Well worth the ten bucks, IMO! Eventually I'll collect the entire set, even though there are some styles I never brew, just because I voraciously devour information.
Plus, there are styles in the Classic Styles series which
Designing Great Beers doesn't cover.
Moving on.
What got me brewing in the first place, back in 1994, was economy. I was poor, and in my area quality beer was bloody expensive. The mountains of Central PA were a good beer wasteland; what you could get was imported and twice to three times as expensive as domestic industrial brews.
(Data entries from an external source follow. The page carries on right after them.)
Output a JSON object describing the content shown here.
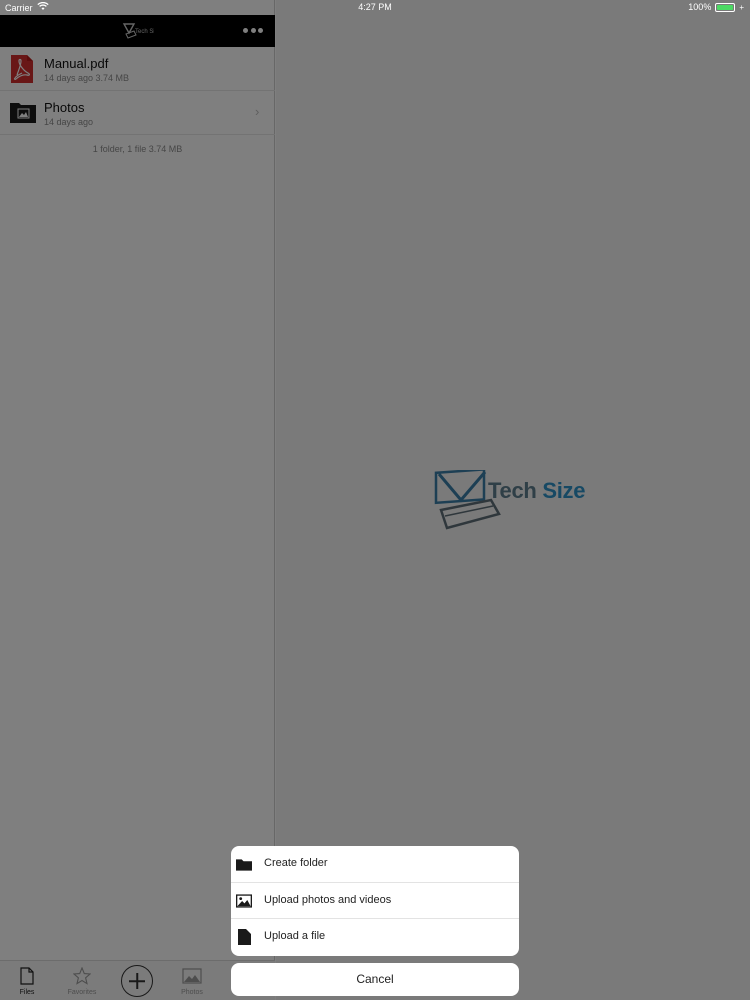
{
  "status_bar": {
    "carrier": "Carrier",
    "time": "4:27 PM",
    "battery": "100%",
    "battery_color": "#4cd964"
  },
  "header": {
    "logo_icon": "tech-size-logo-icon",
    "more_icon": "more-dots-icon"
  },
  "files": [
    {
      "name": "Manual.pdf",
      "meta": "14 days ago 3.74 MB",
      "icon": "pdf-file-icon"
    },
    {
      "name": "Photos",
      "meta": "14 days ago",
      "icon": "photo-folder-icon"
    }
  ],
  "summary": "1 folder, 1 file 3.74 MB",
  "tabbar": {
    "files": "Files",
    "favorites": "Favorites",
    "photos": "Photos"
  },
  "watermark": {
    "word1": "Tech",
    "word2": "Size"
  },
  "action_sheet": {
    "items": [
      {
        "label": "Create folder",
        "icon": "folder-icon"
      },
      {
        "label": "Upload photos and videos",
        "icon": "image-icon"
      },
      {
        "label": "Upload a file",
        "icon": "file-icon"
      }
    ],
    "cancel": "Cancel"
  },
  "colors": {
    "header_bg": "#000000",
    "pdf_red": "#d32f2f",
    "brand_blue": "#2f93c8"
  }
}
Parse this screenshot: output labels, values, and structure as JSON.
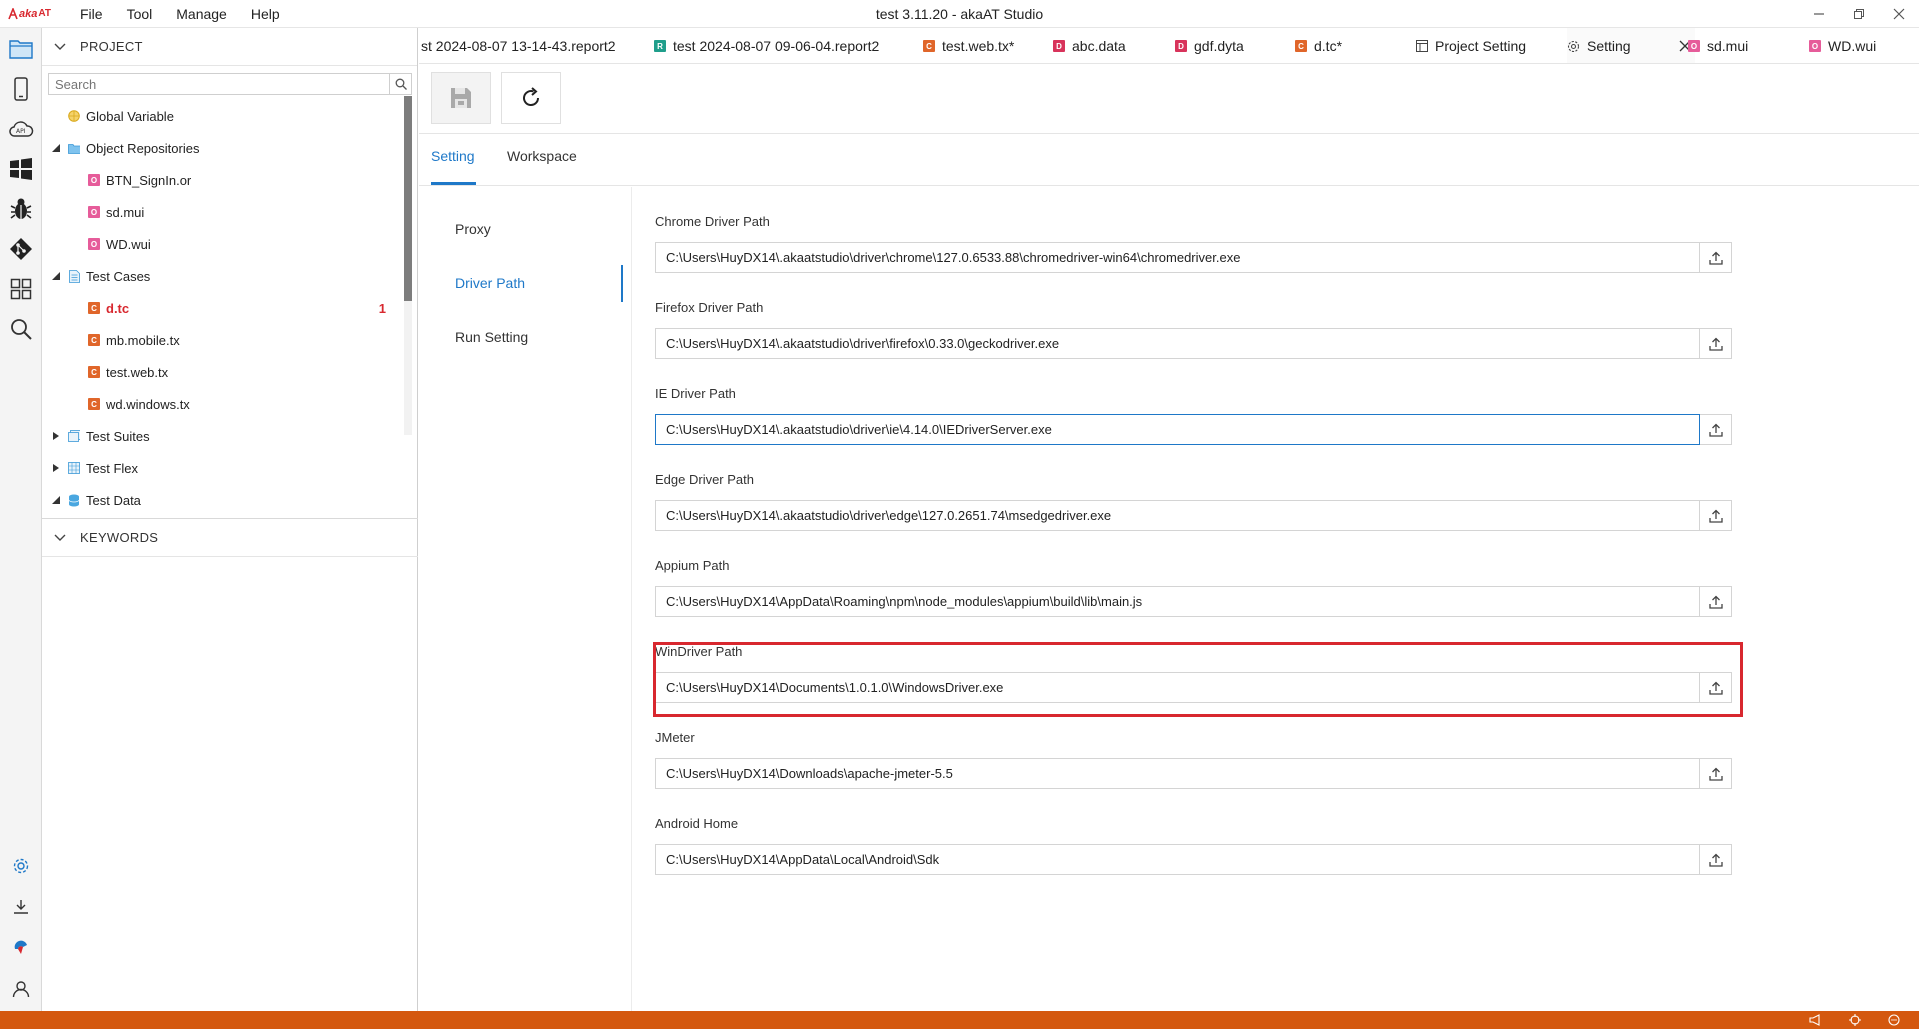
{
  "app": {
    "logo_text": "aka",
    "logo_suffix": "AT",
    "window_title": "test 3.11.20 - akaAT Studio",
    "menu": [
      "File",
      "Tool",
      "Manage",
      "Help"
    ]
  },
  "sidebar": {
    "project_header": "PROJECT",
    "search_placeholder": "Search",
    "tree": [
      {
        "label": "Global Variable",
        "icon": "globe-icon"
      },
      {
        "label": "Object Repositories",
        "icon": "folder-icon"
      },
      {
        "label": "BTN_SignIn.or",
        "icon": "O"
      },
      {
        "label": "sd.mui",
        "icon": "O"
      },
      {
        "label": "WD.wui",
        "icon": "O"
      },
      {
        "label": "Test Cases",
        "icon": "document-icon"
      },
      {
        "label": "d.tc",
        "icon": "C",
        "badge": "1"
      },
      {
        "label": "mb.mobile.tx",
        "icon": "C"
      },
      {
        "label": "test.web.tx",
        "icon": "C"
      },
      {
        "label": "wd.windows.tx",
        "icon": "C"
      },
      {
        "label": "Test Suites",
        "icon": "suite-icon"
      },
      {
        "label": "Test Flex",
        "icon": "grid-icon"
      },
      {
        "label": "Test Data",
        "icon": "database-icon"
      }
    ],
    "keywords_header": "KEYWORDS"
  },
  "tabs": [
    {
      "label": "st 2024-08-07 13-14-43.report2",
      "icon": ""
    },
    {
      "label": "test 2024-08-07 09-06-04.report2",
      "icon": "R"
    },
    {
      "label": "test.web.tx*",
      "icon": "C"
    },
    {
      "label": "abc.data",
      "icon": "D"
    },
    {
      "label": "gdf.dyta",
      "icon": "D"
    },
    {
      "label": "d.tc*",
      "icon": "C"
    },
    {
      "label": "Project Setting",
      "icon": "settings-page-icon"
    },
    {
      "label": "Setting",
      "icon": "gear-icon"
    },
    {
      "label": "sd.mui",
      "icon": "O"
    },
    {
      "label": "WD.wui",
      "icon": "O"
    }
  ],
  "setting_tabs": [
    "Setting",
    "Workspace"
  ],
  "setting_nav": [
    "Proxy",
    "Driver Path",
    "Run Setting"
  ],
  "fields": [
    {
      "label": "Chrome Driver Path",
      "value": "C:\\Users\\HuyDX14\\.akaatstudio\\driver\\chrome\\127.0.6533.88\\chromedriver-win64\\chromedriver.exe"
    },
    {
      "label": "Firefox Driver Path",
      "value": "C:\\Users\\HuyDX14\\.akaatstudio\\driver\\firefox\\0.33.0\\geckodriver.exe"
    },
    {
      "label": "IE Driver Path",
      "value": "C:\\Users\\HuyDX14\\.akaatstudio\\driver\\ie\\4.14.0\\IEDriverServer.exe"
    },
    {
      "label": "Edge Driver Path",
      "value": "C:\\Users\\HuyDX14\\.akaatstudio\\driver\\edge\\127.0.2651.74\\msedgedriver.exe"
    },
    {
      "label": "Appium Path",
      "value": "C:\\Users\\HuyDX14\\AppData\\Roaming\\npm\\node_modules\\appium\\build\\lib\\main.js"
    },
    {
      "label": "WinDriver Path",
      "value": "C:\\Users\\HuyDX14\\Documents\\1.0.1.0\\WindowsDriver.exe"
    },
    {
      "label": "JMeter",
      "value": "C:\\Users\\HuyDX14\\Downloads\\apache-jmeter-5.5"
    },
    {
      "label": "Android Home",
      "value": "C:\\Users\\HuyDX14\\AppData\\Local\\Android\\Sdk"
    }
  ],
  "colors": {
    "accent": "#1e78c8",
    "status_bar": "#d4580f",
    "highlight": "#d8282f"
  }
}
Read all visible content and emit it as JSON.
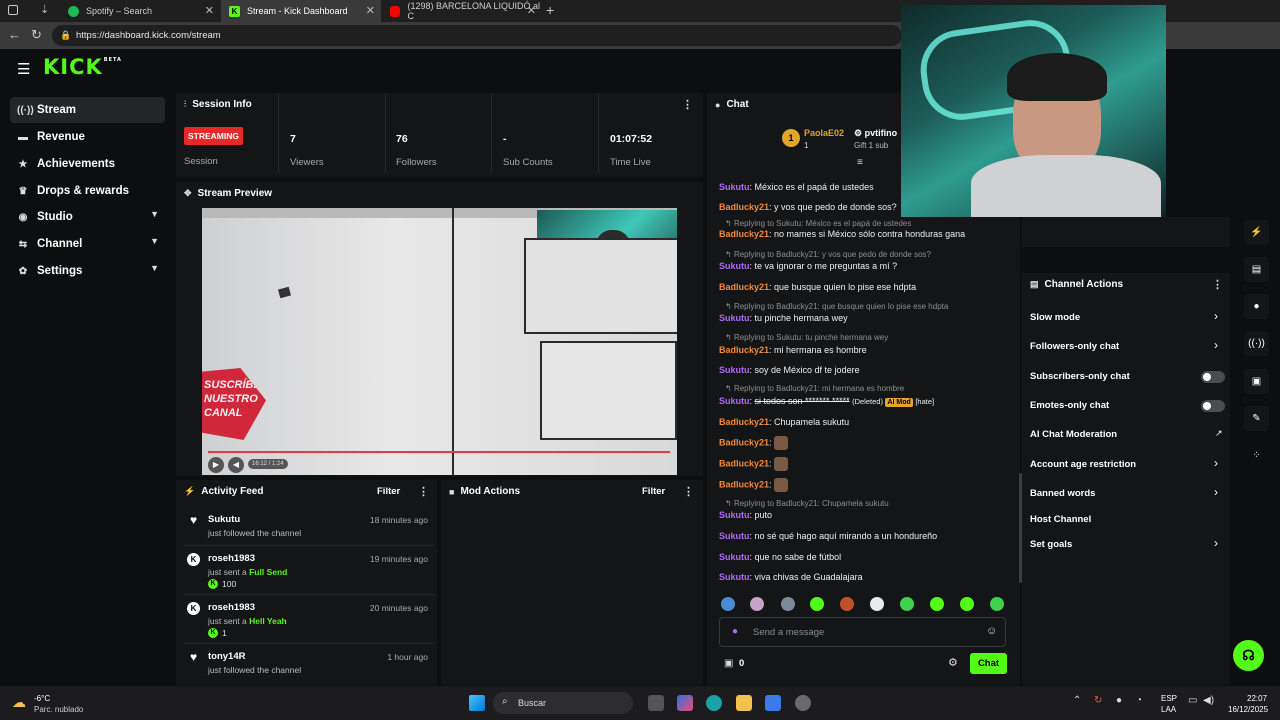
{
  "browser": {
    "tabs": [
      {
        "label": "Spotify – Search",
        "color": "#1db954"
      },
      {
        "label": "Stream - Kick Dashboard",
        "color": "#53fc18"
      },
      {
        "label": "(1298) BARCELONA LIQUIDÓ al C",
        "color": "#ff0000"
      }
    ],
    "url": "https://dashboard.kick.com/stream"
  },
  "logo": {
    "text": "KICK",
    "badge": "BETA"
  },
  "sidebar": {
    "items": [
      {
        "label": "Stream",
        "icon": "broadcast-icon"
      },
      {
        "label": "Revenue",
        "icon": "money-icon"
      },
      {
        "label": "Achievements",
        "icon": "star-icon"
      },
      {
        "label": "Drops & rewards",
        "icon": "gift-icon"
      },
      {
        "label": "Studio",
        "icon": "video-icon"
      },
      {
        "label": "Channel",
        "icon": "user-icon"
      },
      {
        "label": "Settings",
        "icon": "gear-icon"
      }
    ]
  },
  "session": {
    "title": "Session Info",
    "status": "STREAMING",
    "status_label": "Session",
    "stats": [
      {
        "value": "7",
        "label": "Viewers"
      },
      {
        "value": "76",
        "label": "Followers"
      },
      {
        "value": "-",
        "label": "Sub Counts"
      },
      {
        "value": "01:07:52",
        "label": "Time Live"
      }
    ]
  },
  "preview": {
    "title": "Stream Preview",
    "overlay_text": "SUSCRÍBETE NUESTRO CANAL",
    "time": "16:12 / 1:24"
  },
  "activity": {
    "title": "Activity Feed",
    "filter": "Filter",
    "items": [
      {
        "name": "Sukutu",
        "time": "18 minutes ago",
        "desc": "just followed the channel",
        "gift": "",
        "amount": ""
      },
      {
        "name": "roseh1983",
        "time": "19 minutes ago",
        "desc": "just sent a ",
        "gift": "Full Send",
        "amount": "100"
      },
      {
        "name": "roseh1983",
        "time": "20 minutes ago",
        "desc": "just sent a ",
        "gift": "Hell Yeah",
        "amount": "1"
      },
      {
        "name": "tony14R",
        "time": "1 hour ago",
        "desc": "just followed the channel",
        "gift": "",
        "amount": ""
      }
    ]
  },
  "mod_actions": {
    "title": "Mod Actions",
    "filter": "Filter"
  },
  "chat": {
    "title": "Chat",
    "pinned": {
      "user": "PaolaE02",
      "count": "1",
      "other_user": "pvtifino",
      "gift_text": "Gift 1 sub"
    },
    "messages": [
      {
        "reply": "",
        "user": "Sukutu",
        "color": "purple",
        "text": "México es el papá de ustedes"
      },
      {
        "reply": "",
        "user": "Badlucky21",
        "color": "orange",
        "text": "y vos que pedo de donde sos?"
      },
      {
        "reply": "Replying to Sukutu: México es el papá de ustedes",
        "user": "Badlucky21",
        "color": "orange",
        "text": "no mames si México sólo contra honduras gana"
      },
      {
        "reply": "Replying to Badlucky21: y vos que pedo de donde sos?",
        "user": "Sukutu",
        "color": "purple",
        "text": "te va ignorar o me preguntas a mí ?"
      },
      {
        "reply": "",
        "user": "Badlucky21",
        "color": "orange",
        "text": "que busque quien lo pise ese hdpta"
      },
      {
        "reply": "Replying to Badlucky21: que busque quien lo pise ese hdpta",
        "user": "Sukutu",
        "color": "purple",
        "text": "tu pinche hermana wey"
      },
      {
        "reply": "Replying to Sukutu: tu pinche hermana wey",
        "user": "Badlucky21",
        "color": "orange",
        "text": "mi hermana es hombre"
      },
      {
        "reply": "",
        "user": "Sukutu",
        "color": "purple",
        "text": "soy de México df te jodere"
      },
      {
        "reply": "Replying to Badlucky21: mi hermana es hombre",
        "user": "Sukutu",
        "color": "purple",
        "text": "si todos son ******* *****",
        "deleted": "(Deleted)",
        "mod": "AI Mod",
        "hate": "[hate]"
      },
      {
        "reply": "",
        "user": "Badlucky21",
        "color": "orange",
        "text": "Chupamela sukutu"
      },
      {
        "reply": "",
        "user": "Badlucky21",
        "color": "orange",
        "text": ""
      },
      {
        "reply": "",
        "user": "Badlucky21",
        "color": "orange",
        "text": ""
      },
      {
        "reply": "",
        "user": "Badlucky21",
        "color": "orange",
        "text": ""
      },
      {
        "reply": "Replying to Badlucky21: Chupamela sukutu",
        "user": "Sukutu",
        "color": "purple",
        "text": "puto"
      },
      {
        "reply": "",
        "user": "Sukutu",
        "color": "purple",
        "text": "no sé qué hago aquí mirando a un hondureño"
      },
      {
        "reply": "",
        "user": "Sukutu",
        "color": "purple",
        "text": "que no sabe de fútbol"
      },
      {
        "reply": "",
        "user": "Sukutu",
        "color": "purple",
        "text": "viva chivas de Guadalajara"
      }
    ],
    "placeholder": "Send a message",
    "points": "0",
    "send_label": "Chat"
  },
  "channel_actions": {
    "title": "Channel Actions",
    "items": [
      {
        "label": "Slow mode",
        "control": "chevron"
      },
      {
        "label": "Followers-only chat",
        "control": "chevron"
      },
      {
        "label": "Subscribers-only chat",
        "control": "toggle"
      },
      {
        "label": "Emotes-only chat",
        "control": "toggle"
      },
      {
        "label": "AI Chat Moderation",
        "control": "external"
      },
      {
        "label": "Account age restriction",
        "control": "chevron"
      },
      {
        "label": "Banned words",
        "control": "chevron"
      },
      {
        "label": "Host Channel",
        "control": "none"
      },
      {
        "label": "Set goals",
        "control": "chevron"
      }
    ]
  },
  "taskbar": {
    "weather_temp": "-6°C",
    "weather_desc": "Parc. nublado",
    "search": "Buscar",
    "lang": "ESP",
    "lang2": "LAA",
    "time": "22:07",
    "date": "16/12/2025"
  }
}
But this was just after I left active service in the US Army, where I had sampled lots of different quality brands.
So, long story short, I wanted to drink the stuff I used to buy all the time but was now too poor to purchase even if I could find it. So I got The New Complete Joy at the library, assembled some gear and went to it.
Back then, I brewed those recipes from NCJOHB that looked tasty, and for which I could find ingredients. Since then, I always start recipe formulation with a specific goal in mind, and go through a process.
1. What time of year do I want to drink the beer? Thus, in late March I might brew a Witbier, an Old Ale, or Trappist style. Witbier to drink while it's fresh, the others to age until the snows of winter.
2. What do I have in stock? I try to always have a session beer ready to drink. Sometimes that's challenging, but nevertheless...
3. What do I have in stock? I mean by way of ingredients. If I only have 6 pounds of Briess Gold LME, some Willamette and a packet of Nottingham, trying to brew a Tripel is pretty much pointless. But an American Blone Ale, OTOH...
Anyhow, when trying to make new styles, it's usually because I had a commercial example of the style and found it intriguing. In other words, I rarely if ever try to brew something if I don't have an available,
drinkable reference to guide me, even with a book or award-winning recipe.
So I guess you could say I try to clone. I'll get some samples of styles benchmarks - for example, SNPA if I was after an APA - drink them, read up on recipes and techniques, take one of the recipes, tweak it so's it's mine, and brew up. When it's ready, get some more samples of the benchmark, drink 'em side by side, and see how well I got there.
These days, I flatter myself that I can figure stuff out fairly easily, and formulate recipes in my fevered brain. But there are still areas where I have little experience; if someone were to force me to brew a Doppelbock, I'd have to hit the books. ;-) But American, English and Belgian ales I think I can fly solo.